A. Statute of Limitations
The parties agree that the three/six-year ERISA statute of limitations is applicable to plaintiffs' § 302 LMRA claim for breach of fiduciary duty. See Kwak v. Joyce, 683 F. Supp. 1546, 1550 (N.D. Ill. 1988). Section 413 of ERISA, 29 U.S.C. § 1113, explicitly provides for a three/six-year statute of limitations for breach of fiduciary duty.
United Independent Flight Officers, Inc. v. United Air Lines, Inc., 756 F.2d 1262, 1271 n.12 (7th Cir. 1985); Walker, 1988 Fed.Sec.L.Rep. at 90,430.
Absent tolling, Rochford's 1976 claim for a deferred pension, and Gretchokoff's 1981 claim for a disability pension would be barred.
This action was filed on September 9, 1988. The Fund denied Rochford's pension claim on March 19, 1976, more than 12 years prior to the filing of this complaint. Similarly, the trustees denied Gretchokoff's claim for a disability pension on November 6, 1981, and his appeal was denied on March 1, 1982, more than six years prior to the filing of this action.

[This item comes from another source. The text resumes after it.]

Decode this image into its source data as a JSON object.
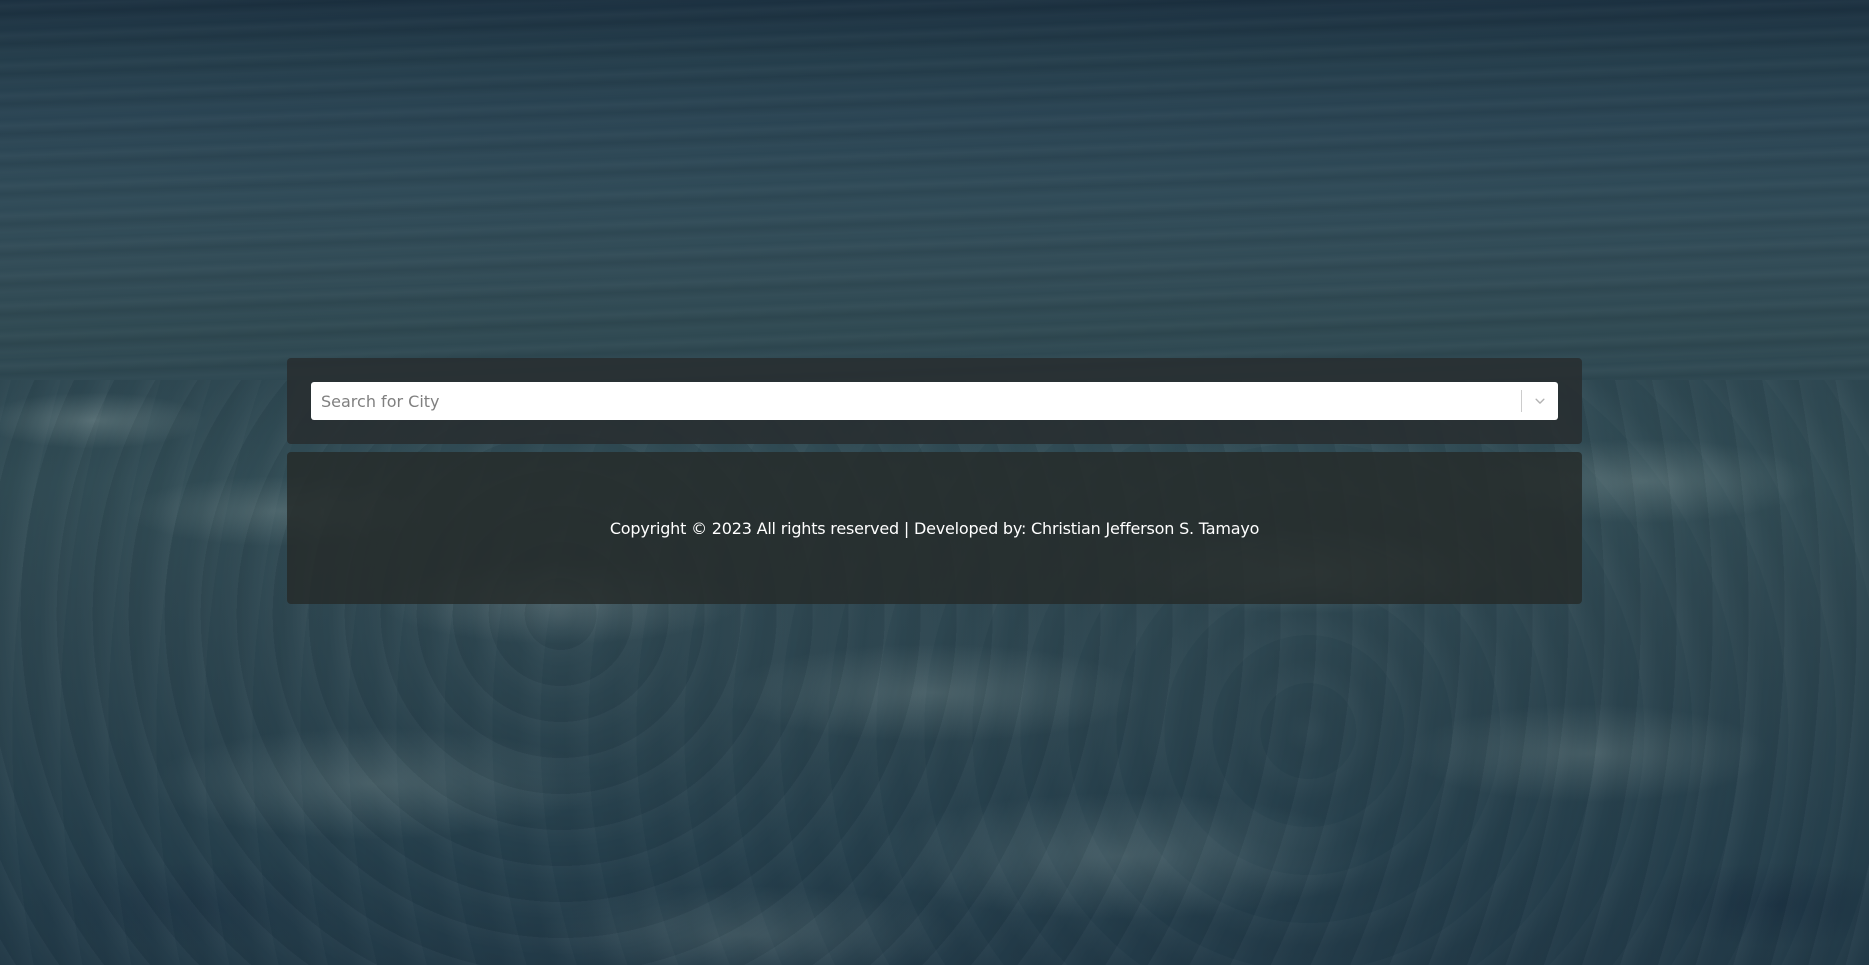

Plaintiffs, however, argue that the limitations period was tolled because this complaint was filed during the pendency of a purported class action suit, Dutchak v. International Brotherhood of Teamsters, No. 76 C 3803 (N.D. Ill. filed October 13, 1976). If plaintiffs' contention is correct, their complaint would not be time-barred.
This tolling doctrine, applicable to previous class action suits, was developed in American Pipe & Construction Co. v. Utah, 414 U.S. 538, 94 S. Ct. 756, 38 L. Ed. 2d 713 (1974), and extended in Crown, Cork & Seal Co. v. Parker, 462 U.S. 345, 354, 103 S. Ct. 2392, 76 L. Ed. 2d 1697 (1983). The rule in American Pipe is that the limitations period is suspended by the filing of a class action suit for all potential class members who would have been parties had the class been certified. American Pipe, 414 U.S. at 554.

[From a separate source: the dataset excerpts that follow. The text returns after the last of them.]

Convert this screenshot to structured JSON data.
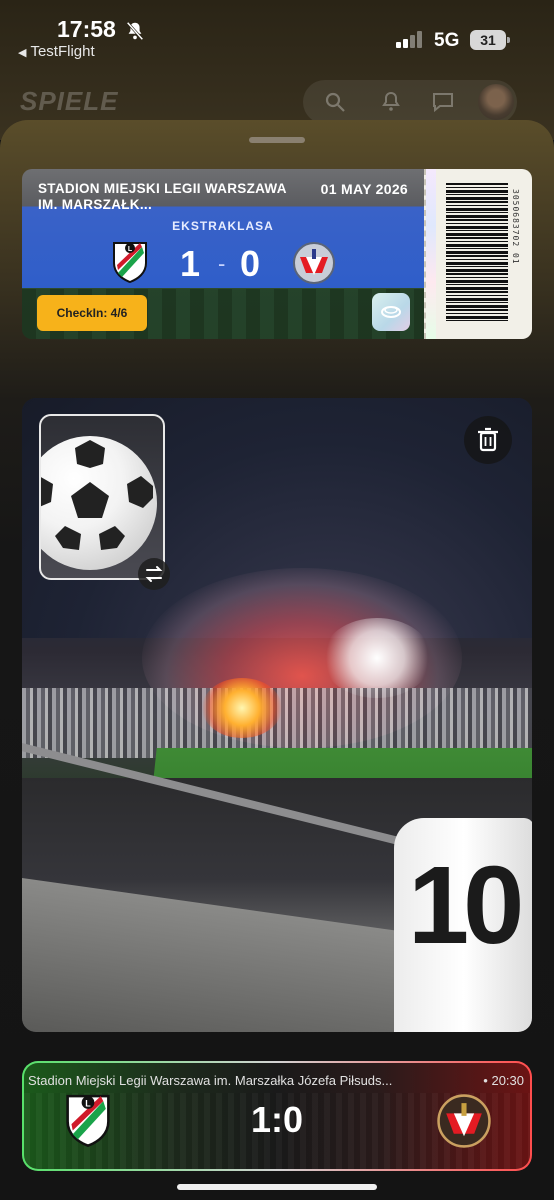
{
  "status_bar": {
    "time": "17:58",
    "back_app": "TestFlight",
    "network": "5G",
    "battery": "31"
  },
  "background_app": {
    "title": "SPIELE"
  },
  "ticket": {
    "venue": "STADION MIEJSKI LEGII WARSZAWA IM. MARSZAŁK...",
    "date": "01 MAY 2026",
    "league": "EKSTRAKLASA",
    "home_score": "1",
    "score_separator": "-",
    "away_score": "0",
    "checkin_label": "CheckIn: 4/6",
    "barcode_number": "3050683702 01"
  },
  "photo": {
    "jersey_number": "10"
  },
  "match_bar": {
    "venue": "Stadion Miejski Legii Warszawa im. Marszałka Józefa Piłsuds...",
    "time": "• 20:30",
    "score": "1:0"
  },
  "colors": {
    "ticket_blue": "#2f5ec9",
    "checkin_yellow": "#f7b21a",
    "home_green": "#57e06a",
    "away_red": "#ff4d4d"
  }
}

As a preliminary matter, we dispose of defendants' argument that American Pipe does not apply because plaintiffs filed suit prior to the denial of class certification in Dutchak. See Glater v. Eli Lilly & Co., 712 F.2d 735, 739 (1st Cir. 1983). However, the Supreme Court has stated that
once the statute of limitations has been tolled, it remains tolled for all members of the putative class until class certification is denied.